Il campanello dello scrittore, nella scena in cui ritorna Alex prima del finale, suona le prime tre note dalla Quinta (che non è la Nona, attenzione!). A 1h53’, Beethoven ancora distorto, questa volta dall’amplificazione esagerata: la Nona usata contro Alex dallo scrittore.
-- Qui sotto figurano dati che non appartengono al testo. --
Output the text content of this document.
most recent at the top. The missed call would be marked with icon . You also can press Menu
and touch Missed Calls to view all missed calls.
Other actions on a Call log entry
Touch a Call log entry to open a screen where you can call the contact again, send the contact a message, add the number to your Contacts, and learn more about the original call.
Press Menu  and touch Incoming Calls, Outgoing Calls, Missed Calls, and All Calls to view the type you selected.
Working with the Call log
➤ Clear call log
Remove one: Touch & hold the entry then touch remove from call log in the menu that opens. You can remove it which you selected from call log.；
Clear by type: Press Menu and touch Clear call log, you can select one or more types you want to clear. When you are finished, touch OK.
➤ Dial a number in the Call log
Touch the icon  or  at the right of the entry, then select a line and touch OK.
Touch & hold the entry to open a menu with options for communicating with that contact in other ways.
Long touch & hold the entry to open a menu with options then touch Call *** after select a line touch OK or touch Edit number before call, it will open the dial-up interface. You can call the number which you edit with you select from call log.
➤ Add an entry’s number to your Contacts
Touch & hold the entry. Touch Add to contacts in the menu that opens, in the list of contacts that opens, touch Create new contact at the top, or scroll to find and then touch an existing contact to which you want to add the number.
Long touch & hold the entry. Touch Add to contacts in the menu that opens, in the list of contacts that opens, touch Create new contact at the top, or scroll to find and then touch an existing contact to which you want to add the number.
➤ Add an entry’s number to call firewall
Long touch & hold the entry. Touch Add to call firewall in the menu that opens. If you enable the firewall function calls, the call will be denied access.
Prima dei titoli di coda ascoltiamo il finale della Nona Sinfonia, con il Coro, non distorto.
Ed è Walter Carlos, e non Beethoven, durante il filmato dei nazisti a 1h12’: una finezza di Kubrick, perché due minuti dopo Alex si ribella e grida: “E’ un delitto usare Ludwig van Beethoven a quel modo! Lui non ha mai fatto del male a nessuno!” Purtroppo, è storicamente vero che i nazisti usarono ripetutamente per i loro scopi la musica di Beethoven (il cantore della fratellanza), e anche di Anton Bruckner (l’uomo più mite del mondo). E’ una cosa tristissima, che purtroppo si ripete spesso – e i musicisti non possono più difendersi, così come non può difendersi Giuseppe Verdi dall’uso improprio che si fa oggi, in alcune sedi, del “Va pensiero” (oltretutto scandito e gridato e non cantato con dolcezza, un peccato gravissimo che grida vendetta dal Cielo).
“Singing in the rain”, scritta da Arthur Freed e Nacio Herb Brown, dal film di Stanley Donen (1952) è cantata da Gene Kelly nei titoli di coda, e da Malcolm Mc Dowell in due momenti del film: due momenti molto diversi, ma sempre nella casa dello scrittore.
Al minuto 52, in carcere, ascoltiamo un inno al Redentore.
Terry Tucker (Overture to the sun) ed Erika Eigen (I want to marry a lighthouse keeper) pubblicarono dei dischi nel 1969, dai quali sono tratti i due brani, ma di loro non sapevo niente e ho fatto una breve ricerca su internet. Suppongo che della Tucker sia la musica in stile medievale a 1:18 durante gli insulti ad Alex per vedere se la cura ha funzionato, però potrei sbagliarmi (e poi c’è anche la musica delle scene dei film che Alex è obbligato a vedere). Ho trovato su internet un sito dove il disco di Terry Tucker, un lp del 1969 intitolato “Sounds of Sunforest”, è valutato la bellezza di 140 dollari: per chi fosse interessato...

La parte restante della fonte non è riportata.